Los míos saben que alguna vez soñé con tener cuatro hijos, y entre ellos a alguna niñita a quien hacerle trenzas y ponerle vestidos floreados y medias negras y delantales blancos como los de La casa en la pradera.
Pero la vida se encargó de mostrarme que uno es madre de muchas otras maneras, y no sólo con los propios hijos.
Corría el año 2003 cuando el mío, tenía siete años. Jamás olvidaré ese día de la madre en que se levantó bien temprano. Mientras yo me hacía la dormida, él bajó a la cocina, preparó el desayuno y me lo trajo en bandeja a la cama después de haberse pasado toda la semana haciéndome preguntas sobre mi taza y el tostador, agregando a continuación con esa ingenuidad deliciosa de los niños: “pero no sospeches, ¿bueno?”.

A cambio de cuatro, DiosDiosa me dio un hijo maravilloso, y de yapa, puso en mi camino nada menos que a cincuenta niñas, entre seis y nueve años, a quienes, en esos años, tuve que encantar con la danza.

Había una que era de cuento. Tan linda, que la primera vez que la vi no podía creer lo bonita que era: colorina de pelo largo, ojos verdes y piel muy blanca y pecosa. Recuerdo que las primeras clases a las que concurrió, se refugiaba en las ventanas, casi no hablaba y yo tenía la sensación de que no quería estar ahí.
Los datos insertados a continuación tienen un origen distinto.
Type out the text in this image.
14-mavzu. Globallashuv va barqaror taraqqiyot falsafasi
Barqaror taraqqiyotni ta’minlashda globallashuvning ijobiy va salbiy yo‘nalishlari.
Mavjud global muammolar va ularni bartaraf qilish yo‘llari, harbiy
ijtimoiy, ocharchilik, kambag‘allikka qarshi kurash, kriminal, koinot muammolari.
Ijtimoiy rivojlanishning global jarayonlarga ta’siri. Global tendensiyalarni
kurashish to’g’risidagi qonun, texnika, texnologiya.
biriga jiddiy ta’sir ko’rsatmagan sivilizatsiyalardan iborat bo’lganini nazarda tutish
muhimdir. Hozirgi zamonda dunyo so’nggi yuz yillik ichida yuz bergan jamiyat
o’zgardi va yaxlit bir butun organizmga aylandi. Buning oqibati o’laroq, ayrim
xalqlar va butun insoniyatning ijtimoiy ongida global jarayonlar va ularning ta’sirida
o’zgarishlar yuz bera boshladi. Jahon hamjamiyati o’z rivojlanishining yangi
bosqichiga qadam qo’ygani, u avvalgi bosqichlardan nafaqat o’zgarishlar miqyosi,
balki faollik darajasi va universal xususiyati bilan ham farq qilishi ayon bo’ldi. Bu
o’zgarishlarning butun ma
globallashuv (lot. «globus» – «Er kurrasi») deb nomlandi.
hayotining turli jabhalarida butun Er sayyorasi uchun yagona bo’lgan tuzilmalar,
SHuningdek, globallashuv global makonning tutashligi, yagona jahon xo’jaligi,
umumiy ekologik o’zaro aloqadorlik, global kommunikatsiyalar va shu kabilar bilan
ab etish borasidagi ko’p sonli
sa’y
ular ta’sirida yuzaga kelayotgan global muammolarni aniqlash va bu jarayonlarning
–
Pero de a poco, fue enganchando con la danza y con mis juegos, hasta que un día, en medio de un ejercicio de autoestima me gritó : “mis ojos verdes, me gustan mis ojos verdes”.

La coordinadora de los talleres que justo en ese momento entraba a la sala, quedó gratamente sorprendida con esa expresión de alegría, porque -recién me explicó-, Macarena -que así se llamaba la princesita de fuego-, sufría de afasia, una enfermedad asociada a la pérdida de la palabra por desorden cerebral.

Después de ese episodio, Macarena empezó a llegar siempre feliz a mis clases. Se puso más locuaz, y entabló gran amistad con mis zapatillas plateadas, que disfrutaba mucho ponerse. A esas alturas ya bailaba como cualquier otra niña del grupo.

Un día, con la imaginación desbordante que la caracterizaba, desplegando su velo de gasa roja en el suelo, me invitó a subir: “es una alfombra mágica”, me dijo. Y en ese mismo instante sentí que ya no me dolían tanto las trenzas, ni los vestidos, ni los delantales como los de la casa en la pradera.